Questa misura, contenuta in un decreto interministeriale del 14 aprile 2026, rappresenta un significativo passo avanti nel processo di ricostruzione e supporto alle amministrazioni locali colpite dagli eventi sismici che hanno interessato le regioni di Abruzzo, Lazio, Marche e Umbria a partire dal 24 agosto 2016.
Il decreto interministeriale e i beneficiari
Il provvedimento, firmato dal Ministro dell’interno e dal Ministro dell’economia e delle finanze, è stato registrato alla Corte dei Conti il 21 maggio 2026 con il numero 2182. Esso riguarda specificamente i comuni individuati dall’articolo 1, commi 1 e 2, del decreto-legge 17 ottobre 2016, n. 189, convertito con modificazioni dalla legge 15 dicembre 2016, n. 229.
L’anticipazione del rimborso è stata resa possibile grazie a una modifica normativa introdotta dall’articolo 1, comma 663, della legge 30 dicembre 2026, n. 207, che ha aggiornato le disposizioni del decreto-legge n. 189 del 2016. Questo intervento normativo ha permesso di intervenire tempestivamente per compensare le perdite di gettito IMU subite dai comuni interessati.
L’importanza del provvedimento per la finanza locale
Il rimborso dei minori gettiti IMU rappresenta un elemento cruciale per la stabilità finanziaria dei comuni colpiti dal sisma. La seconda rata del 2026, infatti, ha registrato un calo significativo delle entrate a causa delle difficoltà economiche e demografiche derivanti dagli eventi sismici. L’anticipazione del rimborso permetterà alle amministrazioni locali di affrontare con maggiore serenità le spese correnti e gli investimenti necessari per la ricostruzione.
Il decreto è stato diffuso nella sezione «I Decreti» del sito istituzionale e il relativo avviso è in corso di pubblicazione nella Gazzetta Ufficiale della Repubblica Italiana. Questo provvedimento rappresenta un ulteriore segno del sostegno continuo del governo verso le aree colpite dal sisma, dimostrando l’impegno a lungo termine per la ripresa e lo sviluppo delle comunità locali.
Le implicazioni per i comuni beneficiari
I comuni di Abruzzo, Lazio, Marche e Umbria interessati dal provvedimento potranno utilizzare i fondi ricevuti per compensare le perdite di gettito e garantire la continuità dei servizi essenziali.
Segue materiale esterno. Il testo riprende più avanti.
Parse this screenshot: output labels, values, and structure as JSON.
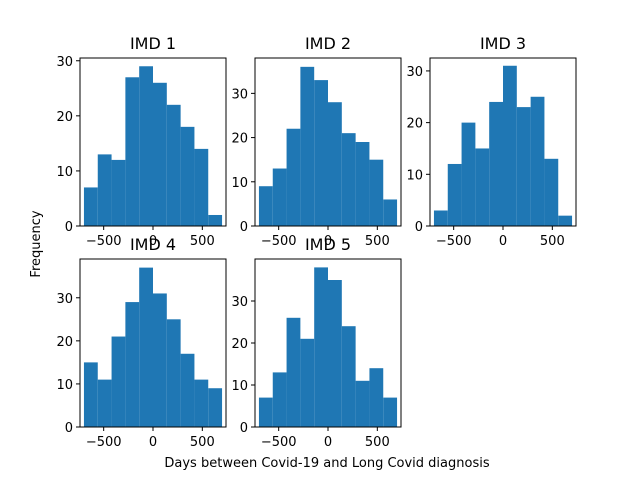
{
  "figure": {
    "xlabel": "Days between Covid-19 and Long Covid diagnosis",
    "ylabel": "Frequency",
    "bar_color": "#1f77b4"
  },
  "chart_data": [
    {
      "type": "bar",
      "title": "IMD 1",
      "bin_edges": [
        -700,
        -560,
        -420,
        -280,
        -140,
        0,
        140,
        280,
        420,
        560,
        700
      ],
      "values": [
        7,
        13,
        12,
        27,
        29,
        26,
        22,
        18,
        14,
        2
      ],
      "xlim": [
        -740,
        740
      ],
      "ylim": [
        0,
        30.5
      ],
      "xticks": [
        -500,
        0,
        500
      ],
      "xtick_labels": [
        "−500",
        "0",
        "500"
      ],
      "yticks": [
        0,
        10,
        20,
        30
      ],
      "ytick_labels": [
        "0",
        "10",
        "20",
        "30"
      ]
    },
    {
      "type": "bar",
      "title": "IMD 2",
      "bin_edges": [
        -700,
        -560,
        -420,
        -280,
        -140,
        0,
        140,
        280,
        420,
        560,
        700
      ],
      "values": [
        9,
        13,
        22,
        36,
        33,
        28,
        21,
        19,
        15,
        6
      ],
      "xlim": [
        -740,
        740
      ],
      "ylim": [
        0,
        38
      ],
      "xticks": [
        -500,
        0,
        500
      ],
      "xtick_labels": [
        "−500",
        "0",
        "500"
      ],
      "yticks": [
        0,
        10,
        20,
        30
      ],
      "ytick_labels": [
        "0",
        "10",
        "20",
        "30"
      ]
    },
    {
      "type": "bar",
      "title": "IMD 3",
      "bin_edges": [
        -700,
        -560,
        -420,
        -280,
        -140,
        0,
        140,
        280,
        420,
        560,
        700
      ],
      "values": [
        3,
        12,
        20,
        15,
        24,
        31,
        23,
        25,
        13,
        2
      ],
      "xlim": [
        -740,
        740
      ],
      "ylim": [
        0,
        32.5
      ],
      "xticks": [
        -500,
        0,
        500
      ],
      "xtick_labels": [
        "−500",
        "0",
        "500"
      ],
      "yticks": [
        0,
        10,
        20,
        30
      ],
      "ytick_labels": [
        "0",
        "10",
        "20",
        "30"
      ]
    },
    {
      "type": "bar",
      "title": "IMD 4",
      "bin_edges": [
        -700,
        -560,
        -420,
        -280,
        -140,
        0,
        140,
        280,
        420,
        560,
        700
      ],
      "values": [
        15,
        11,
        21,
        29,
        37,
        31,
        25,
        17,
        11,
        9
      ],
      "xlim": [
        -740,
        740
      ],
      "ylim": [
        0,
        39
      ],
      "xticks": [
        -500,
        0,
        500
      ],
      "xtick_labels": [
        "−500",
        "0",
        "500"
      ],
      "yticks": [
        0,
        10,
        20,
        30
      ],
      "ytick_labels": [
        "0",
        "10",
        "20",
        "30"
      ]
    },
    {
      "type": "bar",
      "title": "IMD 5",
      "bin_edges": [
        -700,
        -560,
        -420,
        -280,
        -140,
        0,
        140,
        280,
        420,
        560,
        700
      ],
      "values": [
        7,
        13,
        26,
        21,
        38,
        35,
        24,
        11,
        14,
        7
      ],
      "xlim": [
        -740,
        740
      ],
      "ylim": [
        0,
        40
      ],
      "xticks": [
        -500,
        0,
        500
      ],
      "xtick_labels": [
        "−500",
        "0",
        "500"
      ],
      "yticks": [
        0,
        10,
        20,
        30
      ],
      "ytick_labels": [
        "0",
        "10",
        "20",
        "30"
      ]
    }
  ]
}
Questo intervento è particolarmente importante in un contesto in cui le amministrazioni locali devono far fronte a numerose sfide, tra cui la ricostruzione delle infrastrutture e il supporto alla popolazione.
L’anticipazione del rimborso rappresenta inoltre un riconoscimento del lavoro svolto dalle amministrazioni locali nel gestire le emergenze e nel promuovere la ripresa economica e sociale delle aree colpite. Il provvedimento è stato accolto con favore dagli enti locali, che vedono in esso un segnale concreto di supporto da parte del governo.
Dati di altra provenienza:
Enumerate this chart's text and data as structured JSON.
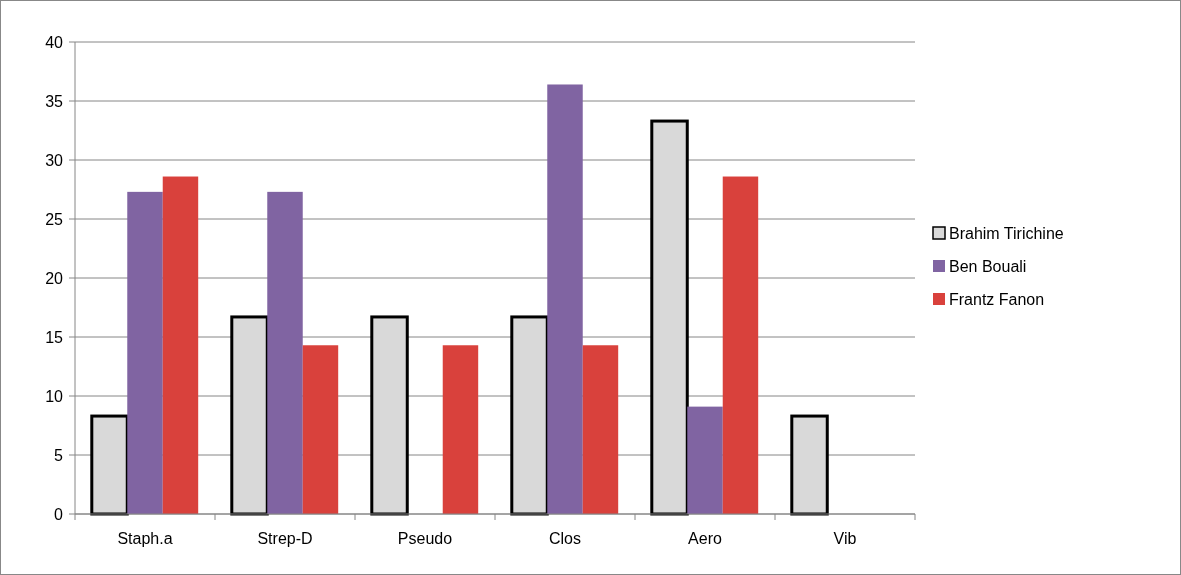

In conclusione, il decreto interministeriale del 14 aprile 2026 rappresenta un passo fondamentale per il sostegno alle comunità del centro Italia colpite dal sisma. L’anticipazione del rimborso dei minori gettiti IMU del 2026 è un intervento mirato che contribuirà a rafforzare la stabilità finanziaria dei comuni interessati e a promuovere la ripresa delle aree colpite.